* * *
В пути прохожий встретился с чумой,
И завязался разговор дорожный:
«Куда путь держишь?» — «В город твой родной.
Забрать пять тысяч. Сам будь осторожней».
…Коротко ль, долго ль, встретились опять:
«Ты что: косы не рассчитала взмаха?» —
«Э, нет, дружок, моих там ровно пять,
Все остальные …умерли от страха».
* * *
Коль притче евангельской следовать строго,
Слепец, всё же, в Господе видел врача,
Пускай даже вера была горяча;
Но кто б мог подумать, что, пыль, взяв с дороги,
В неё поплевав, и, подобием мази,
Пустые глазницы помазав перстом,
Господь всё вниманье направит на то,
Что очи буквально очищены … грязью.
Потом будут Лазарь, Голгофа, Фома, —
Откуда бы душам слепым больше браться?! –
Но, ищущих свет, сосчитаешь по пальцам,
А, выбравших тьму, к сожалению … тьма.
* * *
Я не могу без слёз читать об Ольге,
Переменившей облик всей Руси,
Чей образ был принижен и оболган;
И я дерзну прощения просить
За то, что Русь советская и царская,
Убитая бездарностью вождей,
Их грудь нещадно увешала цацками,
Порой креста не находя на ней.
И, зная цену «царской профпригодности»,
Надеждой осенясь, смотрю вперёд,
Туда, где, утомясь от безысходности,
Народ другую Ольгу призовёт.
* * *
Зима с рассвета в кузнице своей
Из солнца лила золотые слитки –
Я так просился в подмастерье к ней,
Ан, не взяла…, чтоб не повлечь убытки. |
* * *
Я в День Победы не скрываю слёз;
В сей год они и горше, и обильней:
Неужто и мой дядя жизнь унёс
В Курляндскую кромешную давильню,
Чтобы министр, не служивший дня,
Парад Победы принимал бы сидя,
Лишь потому, что чей-то там родня. –
И, этот срам и униженье видя,
Я громко возмущаюсь… втихаря,
А от трясенья воздуха нет следа.
…Народы ране предали царя,
Теперь – царьки народную победу…
* * *
Мне кажется, в нас склонность ко греху
От ложно понимаемой морали,
Что нашу грязь, коросту, шелуху
Господь отчистит сам.
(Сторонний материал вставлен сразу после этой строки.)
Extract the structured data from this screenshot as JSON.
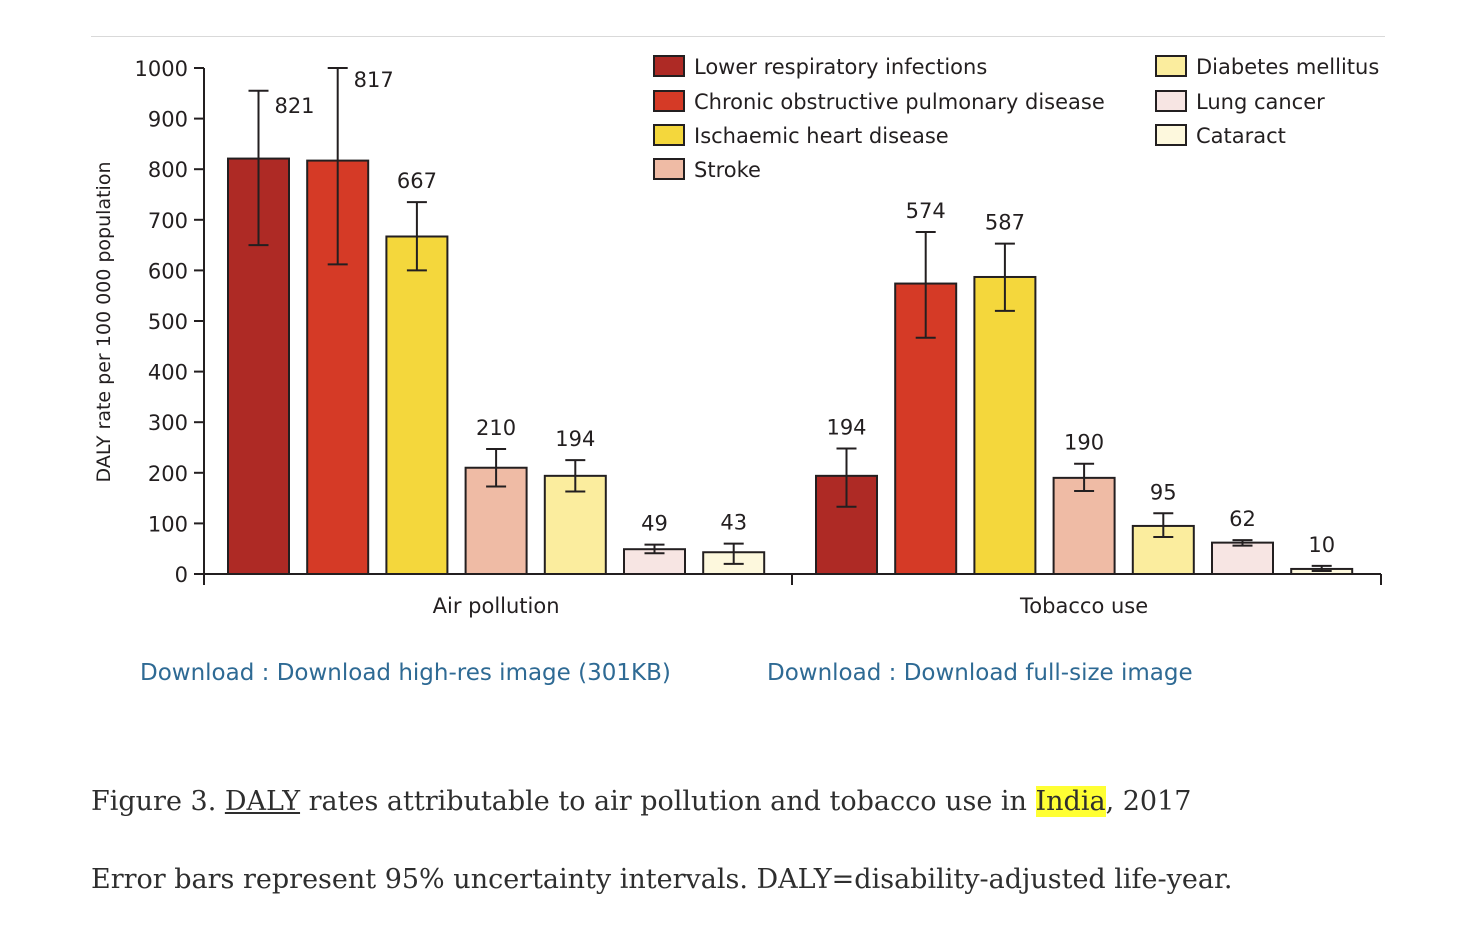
{
  "chart_data": {
    "type": "bar",
    "ylabel": "DALY rate per 100 000 population",
    "ylim": [
      0,
      1000
    ],
    "yticks": [
      0,
      100,
      200,
      300,
      400,
      500,
      600,
      700,
      800,
      900,
      1000
    ],
    "categories": [
      "Air pollution",
      "Tobacco use"
    ],
    "legend_position": "top",
    "series": [
      {
        "name": "Lower respiratory infections",
        "color": "#ae2a25",
        "values": [
          821,
          194
        ],
        "ci_low": [
          650,
          133
        ],
        "ci_high": [
          955,
          248
        ]
      },
      {
        "name": "Chronic obstructive pulmonary disease",
        "color": "#d53a26",
        "values": [
          817,
          574
        ],
        "ci_low": [
          612,
          467
        ],
        "ci_high": [
          1000,
          676
        ]
      },
      {
        "name": "Ischaemic heart disease",
        "color": "#f4d73c",
        "values": [
          667,
          587
        ],
        "ci_low": [
          600,
          520
        ],
        "ci_high": [
          735,
          653
        ]
      },
      {
        "name": "Stroke",
        "color": "#efbba5",
        "values": [
          210,
          190
        ],
        "ci_low": [
          173,
          164
        ],
        "ci_high": [
          247,
          218
        ]
      },
      {
        "name": "Diabetes mellitus",
        "color": "#fbed9e",
        "values": [
          194,
          95
        ],
        "ci_low": [
          163,
          73
        ],
        "ci_high": [
          225,
          120
        ]
      },
      {
        "name": "Lung cancer",
        "color": "#f7e5e3",
        "values": [
          49,
          62
        ],
        "ci_low": [
          41,
          56
        ],
        "ci_high": [
          58,
          67
        ]
      },
      {
        "name": "Cataract",
        "color": "#fdf8dd",
        "values": [
          43,
          10
        ],
        "ci_low": [
          20,
          6
        ],
        "ci_high": [
          60,
          16
        ]
      }
    ]
  },
  "downloads": {
    "high_res": "Download : Download high-res image (301KB)",
    "full_size": "Download : Download full-size image"
  },
  "caption": {
    "prefix": "Figure 3. ",
    "link": "DALY",
    "middle": " rates attributable to air pollution and tobacco use in ",
    "highlight": "India",
    "suffix": ", 2017"
  },
  "note": "Error bars represent 95% uncertainty intervals. DALY=disability-adjusted life-year."
}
Едва ли?!
Да, Он, конечно, любит равно всех,
Но низводить Его до роли служки,
Простите, может, самый страшный грех. –
Вот если сам над каждой конопушкой
Я попотею, потрясусь, повою,
И ногти с кровью с пальцев оторву, –
Надеюсь, Он решит: я что-то стою –
И кротко преклонит свою главу…
* * *
Распечатали август, где все на таинственной грани:
Лист, до срока упавший и яблоки к Спасу в парше,
И грустят под дождем, словно ватные хлопья, герани,
И сердечный роман будто списан со старых клише.
Откупорили месяц, где росы, как вдовии слезы,
Где туманы, как морок, и сизое пламя их жжет,
И бессонною ночью смотрю, как седеют березы,
И над памятью прошлой я вволю наплачусь, ужо.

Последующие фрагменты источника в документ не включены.